La seconde, beaucoup plus délicate, serait l'envoi de contingents européens sur le sol ukrainien. La France, notamment, n'a pas exclu une telle hypothèse, qui se traduirait par le déploiement de quelques milliers d'hommes. Il ne serait nullement question de troupes en première ligne, mais plutôt de missions d'appui, de formation ou de déminage, positionnées loin du front. Leur valeur résiderait avant tout dans leur portée symbolique : car si Moscou venait à relancer les hostilités en présence de soldats européens, cela équivaudrait à une déclaration de guerre directe contre l'Europe.
Ce scénario demeure cependant semé d'embûches. Certains partenaires, tels que l'Italie, y sont fermement opposés, et la prudence reste de mise pour ne pas fermer prématurément la porte à d'éventuelles négociations avec la Russie. Le Kremlin, d'ailleurs, a déjà fait savoir son hostilité à toute présence militaire occidentale sur le sol ukrainien.
Le rôle cardinal de Washington
À ces deux volets s'ajoute une troisième dimension, jugée essentielle par Paris comme par d'autres capitales : l'apport d'un " filet de sécurité " américain. Cette garantie consisterait en un appui logistique, en un partage renforcé de renseignements stratégiques, ou encore en une coopération accrue dans le domaine des communications. En somme, il s'agirait d'un gage de solidité transatlantique sans lequel l'engagement européen manquerait de colonne vertébrale.
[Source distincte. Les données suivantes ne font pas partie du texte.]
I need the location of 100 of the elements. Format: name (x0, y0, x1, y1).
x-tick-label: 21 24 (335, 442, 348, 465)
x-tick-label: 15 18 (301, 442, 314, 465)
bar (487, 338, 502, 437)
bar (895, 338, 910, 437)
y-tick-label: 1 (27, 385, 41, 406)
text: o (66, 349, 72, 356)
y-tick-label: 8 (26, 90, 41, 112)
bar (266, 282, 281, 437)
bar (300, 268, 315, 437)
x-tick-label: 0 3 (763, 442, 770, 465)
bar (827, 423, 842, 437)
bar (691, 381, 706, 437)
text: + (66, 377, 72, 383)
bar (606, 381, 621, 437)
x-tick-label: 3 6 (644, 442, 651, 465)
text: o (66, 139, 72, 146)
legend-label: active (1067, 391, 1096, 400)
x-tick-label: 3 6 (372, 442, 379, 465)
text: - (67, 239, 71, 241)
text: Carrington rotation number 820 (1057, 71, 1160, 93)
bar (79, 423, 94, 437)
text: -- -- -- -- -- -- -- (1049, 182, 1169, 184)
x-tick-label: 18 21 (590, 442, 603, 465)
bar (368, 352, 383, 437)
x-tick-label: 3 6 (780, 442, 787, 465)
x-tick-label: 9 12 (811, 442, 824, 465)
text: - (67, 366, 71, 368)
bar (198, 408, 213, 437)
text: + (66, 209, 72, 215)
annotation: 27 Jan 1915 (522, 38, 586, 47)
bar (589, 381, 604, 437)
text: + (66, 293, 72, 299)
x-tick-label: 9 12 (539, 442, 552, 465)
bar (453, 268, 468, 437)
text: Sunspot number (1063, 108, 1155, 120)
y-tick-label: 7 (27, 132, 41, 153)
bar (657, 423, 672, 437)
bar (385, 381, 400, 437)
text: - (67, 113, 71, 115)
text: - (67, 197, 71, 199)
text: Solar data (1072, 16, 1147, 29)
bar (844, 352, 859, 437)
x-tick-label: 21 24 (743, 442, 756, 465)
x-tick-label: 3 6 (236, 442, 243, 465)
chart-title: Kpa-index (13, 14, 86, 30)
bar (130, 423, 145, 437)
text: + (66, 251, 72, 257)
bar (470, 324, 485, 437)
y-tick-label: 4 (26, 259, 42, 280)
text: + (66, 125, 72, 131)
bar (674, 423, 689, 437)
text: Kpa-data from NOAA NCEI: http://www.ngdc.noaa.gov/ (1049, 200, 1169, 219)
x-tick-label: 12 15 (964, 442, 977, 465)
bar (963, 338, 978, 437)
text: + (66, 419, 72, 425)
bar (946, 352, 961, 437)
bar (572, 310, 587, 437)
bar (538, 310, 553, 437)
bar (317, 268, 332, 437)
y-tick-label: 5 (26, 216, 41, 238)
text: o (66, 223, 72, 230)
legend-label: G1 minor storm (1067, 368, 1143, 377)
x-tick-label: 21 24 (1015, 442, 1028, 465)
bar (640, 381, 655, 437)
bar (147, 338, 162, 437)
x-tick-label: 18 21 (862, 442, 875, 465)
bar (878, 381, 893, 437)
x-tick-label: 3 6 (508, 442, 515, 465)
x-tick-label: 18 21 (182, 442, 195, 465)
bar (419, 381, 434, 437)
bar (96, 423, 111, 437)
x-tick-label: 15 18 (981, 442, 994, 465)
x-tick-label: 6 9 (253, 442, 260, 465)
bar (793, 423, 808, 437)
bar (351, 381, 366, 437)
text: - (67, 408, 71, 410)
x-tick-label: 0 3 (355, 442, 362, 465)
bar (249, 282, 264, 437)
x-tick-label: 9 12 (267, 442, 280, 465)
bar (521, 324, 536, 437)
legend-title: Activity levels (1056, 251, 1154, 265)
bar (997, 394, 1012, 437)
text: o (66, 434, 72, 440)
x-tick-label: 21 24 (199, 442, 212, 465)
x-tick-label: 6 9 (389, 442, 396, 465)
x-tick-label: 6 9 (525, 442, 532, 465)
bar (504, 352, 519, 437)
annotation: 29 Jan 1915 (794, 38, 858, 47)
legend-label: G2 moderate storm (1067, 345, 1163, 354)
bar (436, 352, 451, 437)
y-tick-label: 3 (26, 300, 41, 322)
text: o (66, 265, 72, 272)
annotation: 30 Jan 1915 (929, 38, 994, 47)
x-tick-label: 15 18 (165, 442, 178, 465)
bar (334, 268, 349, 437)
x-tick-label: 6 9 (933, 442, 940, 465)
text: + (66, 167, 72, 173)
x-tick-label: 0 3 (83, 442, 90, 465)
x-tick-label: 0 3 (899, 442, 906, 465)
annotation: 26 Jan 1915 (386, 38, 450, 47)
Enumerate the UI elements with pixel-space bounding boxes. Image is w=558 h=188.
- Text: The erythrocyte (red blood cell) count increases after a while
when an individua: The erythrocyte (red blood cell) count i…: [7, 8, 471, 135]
C'est pourquoi Emmanuel Macron devait s'entretenir, ce jeudi après-midi, avec Donald Trump, entre la réunion de la coalition le matin et la conférence de presse prévue à l'issue des travaux. Le président américain, qui s'entretiendra également avec son homologue ukrainien dans la journée, sera appelé à clarifier l'étendue du soutien des États-Unis à ce nouvel édifice de sécurité en gestation.
Une étape décisive mais fragile
Au fond, l'Europe se trouve à un carrefour. D'un côté, elle affiche sa volonté de bâtir, aux côtés de Kiev, un dispositif de sécurité pérenne, qui permette d'ancrer l'Ukraine dans une paix consolidée. De l'autre, elle avance avec prudence pour ne pas précipiter un affrontement direct avec Moscou. Entre ambition et prudence, volontarisme et calcul stratégique, le chemin s'annonce étroit.
L'histoire retiendra sans doute ce moment comme l'un des premiers jalons d'une réinvention de la sécurité européenne. Mais il reste à savoir si ces garanties, aussi ambitieuses soient-elles, pourront réellement se transformer en rempart contre la brutalité des faits accomplis par la Russie.